L’aquila non è un semplice “effetto speciale” da pre-partita. È un rito identitario, un simbolo che porta sulle ali decenni di storia, sacrifici, vittorie e sconfitte. Quando si gestisce in modo superficiale chi fa volare quell’aquila, o peggio ancora si dà la sensazione di aver ignorato una professionista laziale in favore di una scelta quantomeno discutibile, il messaggio che arriva ai tifosi è chiaro: la vostra sensibilità non è una priorità.

“Sul nostro canale lo anticipammo mesi fa!”: la smentita più forte alle accuse di fake news

In mezzo a questo caos, c’è un aspetto che tocca da vicino anche la nostra sensibilità. Mesi fa vi raccontammo che nelle intenzioni della società si stava andando verso la scelta di una falconiera donna. Non come fantasia, ma come informazione raccolta incrociando voci, segnali e ricostruzioni.

Qualcuno ha liquidato queste anticipazioni come l’ennesima “storia inventata”, come l’ennesima presunta fake news partorita da chi critica apertamente questa gestione. Oggi, però, è la stessa protagonista a confermare pubblicamente che la Lazio aveva effettivamente valutato la sua candidatura, che l’idea della falconiera donna era concreta, che i colloqui ci sono stati e che un progetto operativo è stato discusso nei dettagli.

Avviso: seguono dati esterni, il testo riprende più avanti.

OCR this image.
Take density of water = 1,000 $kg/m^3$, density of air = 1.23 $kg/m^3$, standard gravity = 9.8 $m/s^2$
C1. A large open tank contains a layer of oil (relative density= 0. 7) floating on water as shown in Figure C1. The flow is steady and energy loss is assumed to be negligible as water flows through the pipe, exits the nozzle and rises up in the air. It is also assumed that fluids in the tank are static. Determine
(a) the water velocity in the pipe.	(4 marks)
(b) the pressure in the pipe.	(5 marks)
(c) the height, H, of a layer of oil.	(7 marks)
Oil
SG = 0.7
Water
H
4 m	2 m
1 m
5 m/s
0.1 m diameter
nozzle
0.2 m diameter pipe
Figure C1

E allora, alla faccia dei pochi che affermano che su questo canale si dicono anche notizie false, i fatti raccontano un’altra storia: qui si analizza, si verifica, si sbaglia anche, ma si lavora sempre con onestà intellettuale, provando a restituire ai tifosi un quadro reale di quello che accade intorno alla Lazio. Anche quando questo quadro è scomodo.

Una vicenda emblematica di una gestione che non sa ascoltare

Il caso Manuela Piergentili non è solo il racconto di un’occasione mancata. È lo specchio di un modo di gestire i rapporti con le persone – professionisti, tifosi, famiglie – che troppo spesso lascia dietro di sé amarezza e macerie emotive. Non è un caso che, parallelamente, i laziali si sentano sempre più distanti dalla loro stessa società, come abbiamo analizzato anche nei nostri articoli sulla crisi strutturale del club e sui progetti come il nuovo stadio biancoceleste .

Basterebbe poco, in realtà: rispetto, trasparenza, una telefonata in più e un comunicato autocelebrativo in meno. Riconoscere il lavoro di chi ci mette passione, dire un “no” con educazione, assumersi la responsabilità delle scelte e non nascondersi dietro alibi o dietro il rumore dei social.

L’aquila volerà comunque sull’Olimpico, i cori torneranno a riempire lo stadio, le partite continueranno a scorrere nei calendari. Ma la qualità del rapporto tra la Lazio e la sua gente si misura proprio in storie come quella di Manuela: storie in cui capire se si vuole un pubblico passivo, da gestire a colpi di slogan, o una comunità viva, da rispettare anche quando chiede conto delle scelte più simboliche.